Am Ende des Tages kreuzt die „Mein Schiff 6“ weiter Richtung Kanada, wo noch die Häfen Saint John und Halifax warten. Aber die meisten Gäste fiebern bereits der Rückkehr nach New York City entgegen. Auch Schiffsarzt Machens hat Pläne für die 20-Millionen-Metropole geschmiedet, die er bereits mehrfach besucht hat. Er will sich das Williamsburg-Viertel anschauen, das ob seiner kleinen alternativen Geschäfte, Boutiquen und Shops noch als Geheimtipp gilt. 

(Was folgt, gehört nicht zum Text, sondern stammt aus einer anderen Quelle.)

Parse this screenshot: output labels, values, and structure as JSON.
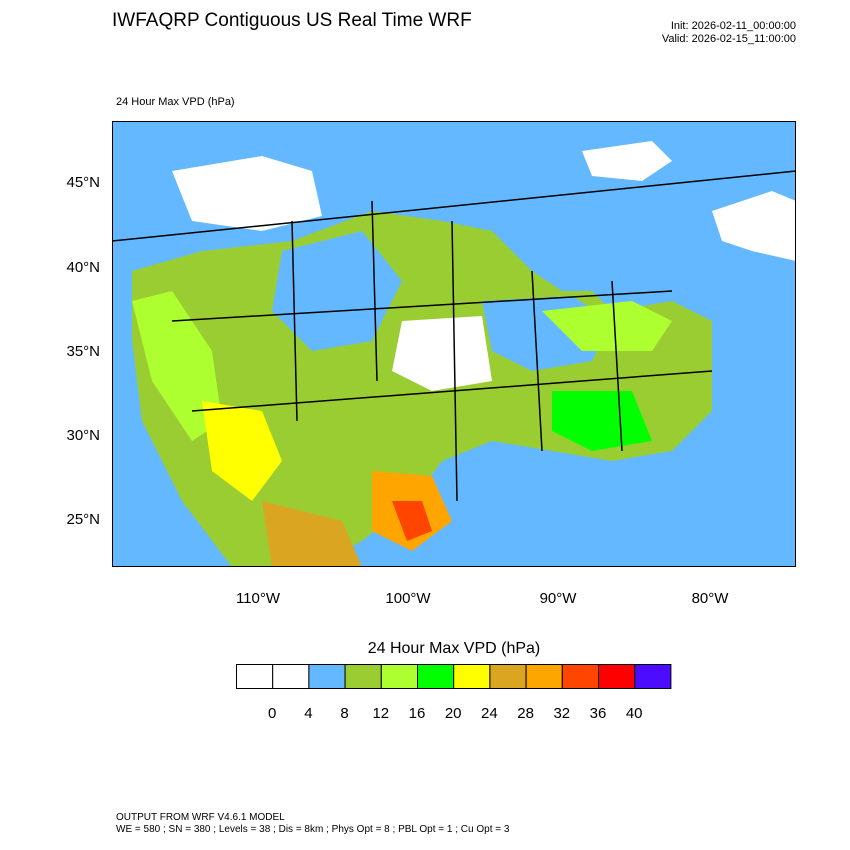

New-York-Neulingen empfiehlt er natürlich die Manhattan-Tour mit den Höhepunkten Times Square, Central Station, Brooklyn Bridge, Ground Zero. Die Liste lässt sich beliebig verlängern. Einen wichtigen Tipp hat Machens noch: „New York ist eine Stadt, die man sich erlaufen sollte.“ Und das hat ausschließlich mit den vollgestopften, dauergestauten Straßen zu tun – und nichts mit den natürlichen Feinden des Bordarztes, den endlos laufenden Klimaanlagen in öffentlichen Verkehrsmitteln und Taxis.